Let f be a function such that f(−6)=−6, f(6)=6, f is differentiable for all real values of x and −1≤f'x≤1 for all real values of x. Prove that f(x)=x for all −6≤x≤6
I tried applying the mean value theorem here but I'm not sure where to start.
To prove that f(x) = x for all -6 ≤ x ≤ 6, we can use the Mean Value Theorem. Here's how we can proceed:
First, let's define a new function g(x) = f(x) - x. We want to prove that g(x) = 0 for all -6 ≤ x ≤ 6.
Now, according to the Mean Value Theorem, if a function is differentiable on a closed interval [a, b] and continuous on the open interval (a, b), then there exists at least one c in (a, b) such that f'(c) = (f(b) - f(a))/(b - a).
Let's consider the interval [-6, 6]. We know that f(x) is differentiable for all real values of x and -1 ≤ f'(x) ≤ 1 for all x. Therefore, g(x) is also differentiable for all real values of x.
Now, let's consider g(-6) and g(6):
g(-6) = f(-6) - (-6) = -6 + 6 = 0
g(6) = f(6) - 6 = 6 - 6 = 0
So, we have g(-6) = g(6) = 0, which means that g(x) takes the same value at both endpoints of the interval [-6, 6].
Since g(x) is differentiable, continuous, and takes the same value at both endpoints, we can apply the Mean Value Theorem. Therefore, there exists at least one c in (-6, 6) such that g'(c) = (g(6) - g(-6))/(6 - (-6)) = 0.
But g'(x) = f'(x) - 1 (since g(x) = f(x) - x). So, at c, we have f'(c) - 1 = 0, which implies f'(c) = 1.
However, we know that -1 ≤ f'(x) ≤ 1 for all x. Therefore, f'(c) can only be equal to 1 if f'(x) is identically equal to 1 for all x in (-6, 6).

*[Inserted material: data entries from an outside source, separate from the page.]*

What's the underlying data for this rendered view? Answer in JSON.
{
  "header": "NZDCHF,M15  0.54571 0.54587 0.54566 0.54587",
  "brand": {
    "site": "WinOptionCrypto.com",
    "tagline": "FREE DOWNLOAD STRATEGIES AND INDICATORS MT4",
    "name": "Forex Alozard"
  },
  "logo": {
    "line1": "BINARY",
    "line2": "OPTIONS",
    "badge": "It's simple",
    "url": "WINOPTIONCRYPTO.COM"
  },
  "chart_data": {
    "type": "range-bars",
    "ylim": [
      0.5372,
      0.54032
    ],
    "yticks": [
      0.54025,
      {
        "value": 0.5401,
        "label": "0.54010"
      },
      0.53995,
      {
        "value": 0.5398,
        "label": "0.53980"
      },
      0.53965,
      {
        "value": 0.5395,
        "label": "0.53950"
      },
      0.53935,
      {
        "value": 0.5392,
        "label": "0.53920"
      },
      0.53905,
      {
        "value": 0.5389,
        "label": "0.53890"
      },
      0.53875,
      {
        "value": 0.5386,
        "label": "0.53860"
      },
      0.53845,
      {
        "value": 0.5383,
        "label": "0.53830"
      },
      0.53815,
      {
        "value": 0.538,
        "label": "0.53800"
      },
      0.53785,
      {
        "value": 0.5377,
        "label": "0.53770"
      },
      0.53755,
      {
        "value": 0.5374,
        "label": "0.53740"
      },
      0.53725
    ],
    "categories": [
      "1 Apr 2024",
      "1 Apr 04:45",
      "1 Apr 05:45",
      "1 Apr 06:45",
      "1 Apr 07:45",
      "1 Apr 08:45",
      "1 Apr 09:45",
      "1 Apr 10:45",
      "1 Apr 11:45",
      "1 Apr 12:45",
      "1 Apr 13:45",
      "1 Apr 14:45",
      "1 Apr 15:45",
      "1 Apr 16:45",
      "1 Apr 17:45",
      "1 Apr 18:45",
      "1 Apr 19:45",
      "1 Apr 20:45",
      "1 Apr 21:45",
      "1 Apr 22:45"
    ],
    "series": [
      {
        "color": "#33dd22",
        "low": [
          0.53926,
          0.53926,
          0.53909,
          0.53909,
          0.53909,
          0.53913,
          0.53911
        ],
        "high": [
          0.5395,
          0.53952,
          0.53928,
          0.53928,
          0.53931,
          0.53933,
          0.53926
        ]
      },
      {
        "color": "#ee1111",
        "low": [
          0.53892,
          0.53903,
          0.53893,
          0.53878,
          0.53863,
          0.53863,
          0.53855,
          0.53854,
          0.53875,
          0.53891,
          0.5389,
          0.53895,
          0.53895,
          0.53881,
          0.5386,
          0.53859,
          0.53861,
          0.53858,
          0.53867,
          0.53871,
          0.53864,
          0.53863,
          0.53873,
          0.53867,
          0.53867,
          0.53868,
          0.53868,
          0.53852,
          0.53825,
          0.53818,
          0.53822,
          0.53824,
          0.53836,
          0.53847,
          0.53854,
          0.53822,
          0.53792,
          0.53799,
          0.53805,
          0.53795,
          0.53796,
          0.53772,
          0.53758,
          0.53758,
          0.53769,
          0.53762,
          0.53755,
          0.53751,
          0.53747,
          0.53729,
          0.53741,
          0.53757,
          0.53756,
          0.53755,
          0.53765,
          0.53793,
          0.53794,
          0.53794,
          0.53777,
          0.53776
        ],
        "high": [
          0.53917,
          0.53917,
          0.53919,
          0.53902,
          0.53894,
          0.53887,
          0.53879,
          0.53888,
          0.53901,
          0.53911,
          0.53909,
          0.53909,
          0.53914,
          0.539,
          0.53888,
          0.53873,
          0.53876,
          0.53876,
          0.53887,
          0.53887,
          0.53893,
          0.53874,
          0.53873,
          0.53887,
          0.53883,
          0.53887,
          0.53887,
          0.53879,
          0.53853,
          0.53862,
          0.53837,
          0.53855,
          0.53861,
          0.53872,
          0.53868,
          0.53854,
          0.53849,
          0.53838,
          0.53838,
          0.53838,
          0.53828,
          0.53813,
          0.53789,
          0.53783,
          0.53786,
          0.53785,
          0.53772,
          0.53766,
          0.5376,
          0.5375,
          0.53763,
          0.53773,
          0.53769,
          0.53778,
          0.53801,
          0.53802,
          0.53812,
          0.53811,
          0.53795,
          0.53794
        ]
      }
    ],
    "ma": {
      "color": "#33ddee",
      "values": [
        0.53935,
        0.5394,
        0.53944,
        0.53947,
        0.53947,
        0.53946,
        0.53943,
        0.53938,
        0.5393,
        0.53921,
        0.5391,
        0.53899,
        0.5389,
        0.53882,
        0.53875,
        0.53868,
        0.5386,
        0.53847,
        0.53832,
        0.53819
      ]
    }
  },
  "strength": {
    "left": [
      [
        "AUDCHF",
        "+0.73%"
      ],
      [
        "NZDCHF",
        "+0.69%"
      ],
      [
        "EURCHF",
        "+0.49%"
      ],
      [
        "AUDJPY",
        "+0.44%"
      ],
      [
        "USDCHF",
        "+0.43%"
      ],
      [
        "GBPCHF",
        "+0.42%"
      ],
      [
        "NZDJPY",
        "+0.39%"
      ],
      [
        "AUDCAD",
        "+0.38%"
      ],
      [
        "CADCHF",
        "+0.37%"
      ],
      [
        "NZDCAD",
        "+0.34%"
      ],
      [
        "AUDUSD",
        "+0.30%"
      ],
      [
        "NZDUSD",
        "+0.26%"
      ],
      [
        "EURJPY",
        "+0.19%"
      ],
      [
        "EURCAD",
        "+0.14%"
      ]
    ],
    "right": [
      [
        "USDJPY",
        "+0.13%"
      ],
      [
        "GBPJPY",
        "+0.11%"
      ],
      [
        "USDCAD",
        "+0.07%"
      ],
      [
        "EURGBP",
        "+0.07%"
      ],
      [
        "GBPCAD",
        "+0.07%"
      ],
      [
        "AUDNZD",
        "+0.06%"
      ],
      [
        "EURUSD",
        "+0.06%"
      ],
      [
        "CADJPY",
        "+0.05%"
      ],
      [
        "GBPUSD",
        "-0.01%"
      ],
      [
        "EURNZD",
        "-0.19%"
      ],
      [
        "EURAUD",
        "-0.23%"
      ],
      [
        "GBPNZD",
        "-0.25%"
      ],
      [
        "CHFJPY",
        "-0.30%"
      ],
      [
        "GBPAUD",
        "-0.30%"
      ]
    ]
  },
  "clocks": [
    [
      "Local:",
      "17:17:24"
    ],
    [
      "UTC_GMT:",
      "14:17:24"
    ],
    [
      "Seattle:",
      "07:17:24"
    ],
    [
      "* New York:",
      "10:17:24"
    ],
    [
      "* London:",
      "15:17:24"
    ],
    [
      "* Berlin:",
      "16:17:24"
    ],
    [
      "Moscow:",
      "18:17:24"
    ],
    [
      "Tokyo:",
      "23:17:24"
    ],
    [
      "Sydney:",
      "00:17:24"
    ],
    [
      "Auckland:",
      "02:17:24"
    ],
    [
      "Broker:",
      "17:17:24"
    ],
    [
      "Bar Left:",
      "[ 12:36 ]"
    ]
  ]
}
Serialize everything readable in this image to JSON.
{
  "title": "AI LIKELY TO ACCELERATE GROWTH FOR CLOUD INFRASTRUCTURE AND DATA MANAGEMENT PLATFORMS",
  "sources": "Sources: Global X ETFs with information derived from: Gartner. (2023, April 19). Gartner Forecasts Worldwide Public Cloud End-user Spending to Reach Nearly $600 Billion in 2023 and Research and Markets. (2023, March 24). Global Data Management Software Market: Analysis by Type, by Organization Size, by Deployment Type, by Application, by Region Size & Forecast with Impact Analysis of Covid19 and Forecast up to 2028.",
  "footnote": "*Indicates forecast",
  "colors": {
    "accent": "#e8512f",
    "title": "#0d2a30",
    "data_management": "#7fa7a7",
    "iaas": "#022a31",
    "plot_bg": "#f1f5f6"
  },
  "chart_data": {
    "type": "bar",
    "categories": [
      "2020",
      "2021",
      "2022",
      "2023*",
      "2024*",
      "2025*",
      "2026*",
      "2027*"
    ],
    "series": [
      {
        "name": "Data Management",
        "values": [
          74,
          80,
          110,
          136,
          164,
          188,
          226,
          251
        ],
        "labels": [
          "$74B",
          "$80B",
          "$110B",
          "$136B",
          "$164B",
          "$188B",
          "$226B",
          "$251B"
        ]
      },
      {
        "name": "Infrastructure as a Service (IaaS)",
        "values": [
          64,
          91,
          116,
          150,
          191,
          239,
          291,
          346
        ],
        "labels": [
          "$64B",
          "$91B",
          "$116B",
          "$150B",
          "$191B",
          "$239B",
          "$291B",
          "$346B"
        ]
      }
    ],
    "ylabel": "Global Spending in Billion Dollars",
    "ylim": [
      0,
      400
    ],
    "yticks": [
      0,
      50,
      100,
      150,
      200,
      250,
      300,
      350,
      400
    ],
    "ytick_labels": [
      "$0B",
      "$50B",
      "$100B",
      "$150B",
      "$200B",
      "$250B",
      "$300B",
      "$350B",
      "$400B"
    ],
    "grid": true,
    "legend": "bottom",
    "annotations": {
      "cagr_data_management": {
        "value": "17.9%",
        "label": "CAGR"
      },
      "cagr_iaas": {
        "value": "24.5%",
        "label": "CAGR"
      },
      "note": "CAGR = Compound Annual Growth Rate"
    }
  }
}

In other words, the derivative of f(x) is constantly 1 within this interval.
Integrating the derivative f'(x) = 1 over (-6, 6), we get f(x) = x + C, where C is a constant.
Now, we can use the given information: f(-6) = -6 and f(6) = 6:
f(-6) = -6 = -6 + C => C = 0
f(6) = 6 = 6 + C => C = 0
So, the constant C is 0, leading to f(x) = x.
Therefore, f(x) = x holds for all -6 ≤ x ≤ 6.